Arkansas campus minister Scott Karnes helped the students set up a survey trip to the Czech Republic in 2001. Prague missionaries Allen and Laurie Diles and Galen Harrill hosted the group. They visited several Czech cities. They distributed Christian literature and “prayer-walked” the streets, saying prayers for every person they passed.
“It made me realize how many people are in need of the Savior,” Shockley said.
The Prague missionaries challenged the group to form a team and select a city, said Allen Diles, now an assistant professor of Bible at Harding University in Searcy, Ark.
“They did,” he added.
The team spent two years lining up supporters and training for the mission, assisted by Jackson, facilitator for European church planting for Missions resource Network in Bedford, Texas.

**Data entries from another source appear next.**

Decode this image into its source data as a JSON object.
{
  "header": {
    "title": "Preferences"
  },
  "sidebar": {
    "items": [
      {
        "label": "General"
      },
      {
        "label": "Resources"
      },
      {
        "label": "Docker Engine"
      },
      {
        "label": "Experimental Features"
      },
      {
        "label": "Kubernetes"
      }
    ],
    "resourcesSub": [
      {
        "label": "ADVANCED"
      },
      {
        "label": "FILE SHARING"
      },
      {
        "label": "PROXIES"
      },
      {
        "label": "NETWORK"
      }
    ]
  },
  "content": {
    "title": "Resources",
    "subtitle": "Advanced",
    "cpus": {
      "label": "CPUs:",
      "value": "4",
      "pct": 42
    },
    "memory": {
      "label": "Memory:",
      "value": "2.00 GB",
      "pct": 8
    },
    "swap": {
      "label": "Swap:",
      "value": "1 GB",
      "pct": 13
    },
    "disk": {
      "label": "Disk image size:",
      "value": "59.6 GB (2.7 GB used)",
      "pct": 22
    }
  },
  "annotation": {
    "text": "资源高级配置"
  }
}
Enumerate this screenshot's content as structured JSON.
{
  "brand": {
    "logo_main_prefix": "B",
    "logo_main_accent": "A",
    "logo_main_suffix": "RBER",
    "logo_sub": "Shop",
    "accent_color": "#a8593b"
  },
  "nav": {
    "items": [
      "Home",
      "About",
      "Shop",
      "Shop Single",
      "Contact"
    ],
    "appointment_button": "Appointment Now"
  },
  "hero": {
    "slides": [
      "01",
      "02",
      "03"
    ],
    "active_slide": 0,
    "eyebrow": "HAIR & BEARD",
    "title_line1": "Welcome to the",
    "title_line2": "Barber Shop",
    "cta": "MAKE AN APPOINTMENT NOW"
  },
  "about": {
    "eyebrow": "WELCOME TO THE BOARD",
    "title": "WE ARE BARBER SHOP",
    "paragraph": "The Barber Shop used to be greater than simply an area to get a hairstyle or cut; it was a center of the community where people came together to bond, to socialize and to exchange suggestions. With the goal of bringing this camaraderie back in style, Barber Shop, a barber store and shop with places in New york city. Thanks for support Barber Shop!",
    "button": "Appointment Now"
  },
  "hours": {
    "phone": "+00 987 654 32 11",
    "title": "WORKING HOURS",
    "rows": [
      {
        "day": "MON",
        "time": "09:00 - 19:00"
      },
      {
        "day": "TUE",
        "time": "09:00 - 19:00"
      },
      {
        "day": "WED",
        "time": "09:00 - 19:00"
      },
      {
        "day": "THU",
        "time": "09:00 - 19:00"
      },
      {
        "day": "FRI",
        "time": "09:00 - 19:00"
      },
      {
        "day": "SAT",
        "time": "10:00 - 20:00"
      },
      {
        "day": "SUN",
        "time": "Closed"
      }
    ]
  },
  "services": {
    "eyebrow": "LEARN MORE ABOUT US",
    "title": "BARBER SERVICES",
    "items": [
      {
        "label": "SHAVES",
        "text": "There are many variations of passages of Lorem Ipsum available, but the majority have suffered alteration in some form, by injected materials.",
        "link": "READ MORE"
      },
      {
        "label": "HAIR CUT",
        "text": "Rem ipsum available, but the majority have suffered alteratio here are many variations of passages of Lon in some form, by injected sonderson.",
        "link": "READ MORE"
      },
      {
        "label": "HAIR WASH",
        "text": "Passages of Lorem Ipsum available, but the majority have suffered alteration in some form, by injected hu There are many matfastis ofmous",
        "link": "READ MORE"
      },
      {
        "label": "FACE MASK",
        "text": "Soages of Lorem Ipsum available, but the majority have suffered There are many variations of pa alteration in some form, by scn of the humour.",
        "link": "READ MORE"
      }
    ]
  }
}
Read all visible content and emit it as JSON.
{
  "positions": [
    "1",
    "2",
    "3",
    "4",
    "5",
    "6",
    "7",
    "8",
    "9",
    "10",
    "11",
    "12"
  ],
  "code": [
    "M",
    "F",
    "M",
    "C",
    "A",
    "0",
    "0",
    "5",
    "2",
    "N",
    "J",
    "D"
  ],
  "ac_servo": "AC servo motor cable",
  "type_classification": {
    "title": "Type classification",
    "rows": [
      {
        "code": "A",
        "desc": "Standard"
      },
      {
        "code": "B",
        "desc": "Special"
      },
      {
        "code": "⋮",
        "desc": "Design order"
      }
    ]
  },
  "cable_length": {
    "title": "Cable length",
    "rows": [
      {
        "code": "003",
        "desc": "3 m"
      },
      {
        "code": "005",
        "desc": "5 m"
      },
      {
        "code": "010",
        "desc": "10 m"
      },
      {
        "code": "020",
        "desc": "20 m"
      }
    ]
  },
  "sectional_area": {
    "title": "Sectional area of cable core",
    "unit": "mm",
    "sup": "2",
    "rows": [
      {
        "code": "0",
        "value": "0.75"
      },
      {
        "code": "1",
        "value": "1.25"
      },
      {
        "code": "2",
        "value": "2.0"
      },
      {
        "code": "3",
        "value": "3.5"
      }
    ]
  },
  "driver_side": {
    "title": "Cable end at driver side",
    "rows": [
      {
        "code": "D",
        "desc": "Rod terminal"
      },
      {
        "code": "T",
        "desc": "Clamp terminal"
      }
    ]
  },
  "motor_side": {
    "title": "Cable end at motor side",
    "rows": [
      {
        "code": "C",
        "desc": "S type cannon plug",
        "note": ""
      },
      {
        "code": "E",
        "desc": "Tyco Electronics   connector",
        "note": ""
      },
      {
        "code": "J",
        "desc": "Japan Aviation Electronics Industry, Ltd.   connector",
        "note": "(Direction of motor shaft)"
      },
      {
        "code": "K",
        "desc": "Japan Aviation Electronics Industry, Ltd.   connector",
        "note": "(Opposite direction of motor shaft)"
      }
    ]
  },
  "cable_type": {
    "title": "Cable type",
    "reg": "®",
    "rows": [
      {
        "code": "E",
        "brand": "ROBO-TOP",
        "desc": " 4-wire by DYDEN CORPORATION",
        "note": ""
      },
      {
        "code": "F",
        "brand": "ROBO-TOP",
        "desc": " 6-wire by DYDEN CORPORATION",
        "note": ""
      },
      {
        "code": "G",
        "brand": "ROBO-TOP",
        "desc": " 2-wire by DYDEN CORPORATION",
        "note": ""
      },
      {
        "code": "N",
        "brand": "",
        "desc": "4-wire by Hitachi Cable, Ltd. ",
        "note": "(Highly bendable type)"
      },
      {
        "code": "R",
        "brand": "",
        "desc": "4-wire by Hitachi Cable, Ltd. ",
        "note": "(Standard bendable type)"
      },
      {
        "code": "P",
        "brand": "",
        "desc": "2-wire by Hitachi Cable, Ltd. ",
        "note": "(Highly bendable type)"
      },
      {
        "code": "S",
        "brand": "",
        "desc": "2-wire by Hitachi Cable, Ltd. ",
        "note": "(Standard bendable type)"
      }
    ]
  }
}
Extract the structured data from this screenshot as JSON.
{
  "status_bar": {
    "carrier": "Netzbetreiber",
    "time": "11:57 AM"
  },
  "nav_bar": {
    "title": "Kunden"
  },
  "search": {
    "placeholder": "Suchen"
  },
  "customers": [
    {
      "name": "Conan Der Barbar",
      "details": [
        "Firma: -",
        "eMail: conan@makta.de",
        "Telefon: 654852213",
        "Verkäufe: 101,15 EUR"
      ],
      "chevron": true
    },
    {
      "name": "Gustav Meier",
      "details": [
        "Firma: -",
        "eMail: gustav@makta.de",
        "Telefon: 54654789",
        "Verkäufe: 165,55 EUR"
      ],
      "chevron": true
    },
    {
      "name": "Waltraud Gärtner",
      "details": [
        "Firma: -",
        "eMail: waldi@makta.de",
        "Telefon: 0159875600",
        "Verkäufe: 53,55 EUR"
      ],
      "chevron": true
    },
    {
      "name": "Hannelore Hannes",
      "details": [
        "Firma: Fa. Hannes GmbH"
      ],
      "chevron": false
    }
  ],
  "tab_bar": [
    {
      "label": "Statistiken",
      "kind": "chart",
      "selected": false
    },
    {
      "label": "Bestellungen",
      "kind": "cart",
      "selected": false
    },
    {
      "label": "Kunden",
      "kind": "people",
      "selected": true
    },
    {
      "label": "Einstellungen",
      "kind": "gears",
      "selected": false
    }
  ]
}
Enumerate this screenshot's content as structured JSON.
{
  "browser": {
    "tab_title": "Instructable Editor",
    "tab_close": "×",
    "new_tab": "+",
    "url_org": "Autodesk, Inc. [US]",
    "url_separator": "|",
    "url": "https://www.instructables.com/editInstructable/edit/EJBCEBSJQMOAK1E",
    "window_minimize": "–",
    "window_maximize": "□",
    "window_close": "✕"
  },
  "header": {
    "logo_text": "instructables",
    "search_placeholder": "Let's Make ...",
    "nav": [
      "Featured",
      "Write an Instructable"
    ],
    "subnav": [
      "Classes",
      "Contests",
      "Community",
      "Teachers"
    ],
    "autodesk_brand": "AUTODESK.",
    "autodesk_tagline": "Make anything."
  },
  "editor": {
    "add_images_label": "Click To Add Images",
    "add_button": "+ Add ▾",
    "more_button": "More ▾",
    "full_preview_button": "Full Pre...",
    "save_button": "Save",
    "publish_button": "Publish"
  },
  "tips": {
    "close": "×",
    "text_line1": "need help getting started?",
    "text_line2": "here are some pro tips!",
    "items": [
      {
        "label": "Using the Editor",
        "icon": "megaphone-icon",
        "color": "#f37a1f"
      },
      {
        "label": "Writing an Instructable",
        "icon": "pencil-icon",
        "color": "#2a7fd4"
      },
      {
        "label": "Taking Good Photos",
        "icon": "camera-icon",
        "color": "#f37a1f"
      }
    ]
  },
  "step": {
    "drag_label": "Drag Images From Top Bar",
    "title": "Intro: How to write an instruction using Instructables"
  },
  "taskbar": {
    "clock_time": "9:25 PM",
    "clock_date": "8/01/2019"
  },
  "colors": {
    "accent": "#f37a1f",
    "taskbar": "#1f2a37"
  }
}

In addition to preparing them for life in Europe, Missions Resource Network stressed team cooperation. The ministry “challenged us to take hard looks at ourselves – and our relationships with our fellow teammates – before landing on terra firma in Olomouc,” Kervin said.
The team plans to plant multiple “cell churches” in Olomouc, meeting in apartments or homes, in the next 10 years. Meeting in a central location has traditionally hampered church growth Corey Keen said. “Small groups can help Czech Christians interact on a deeper level and take active leadership roles,” he added.
NOT AN ‘UNREACHABLE’ PEOPLE
During the summer months, most of Olomouc’s people walk or bike to their destinations, Sarah Beall said. parents make time to play with their children outdoors. And, “I know you will be disappointed to learn we do not have a Starbucks in Olomouc,” she said.
SHe and her teammates are enjoying the slow pace of life as they take language classes, learn to cook Czech food and spend time with their new neighbors. “Learning to be a part of – and growing to love – this culture is one way to express to the Czech people that we are not here to force anything upon them,” she said.
Despite the friendliness of the people they’ve met, Corey Keen said he knows that reaching Olomouc with the gospel will be difficult. People are tolerant, but individualistic. “They don’t want to be defined by rules and regulations,” he said. “They want to be free to live their lives the way they want to.”
Europeans have spiritual struggles but are “no different from the rest of us and the rest of the world,” Joshua Beall said.
“We could choose to see these struggles as characteristics of an unreachable people, or we could choose to see them as the framework through which God is working in his people.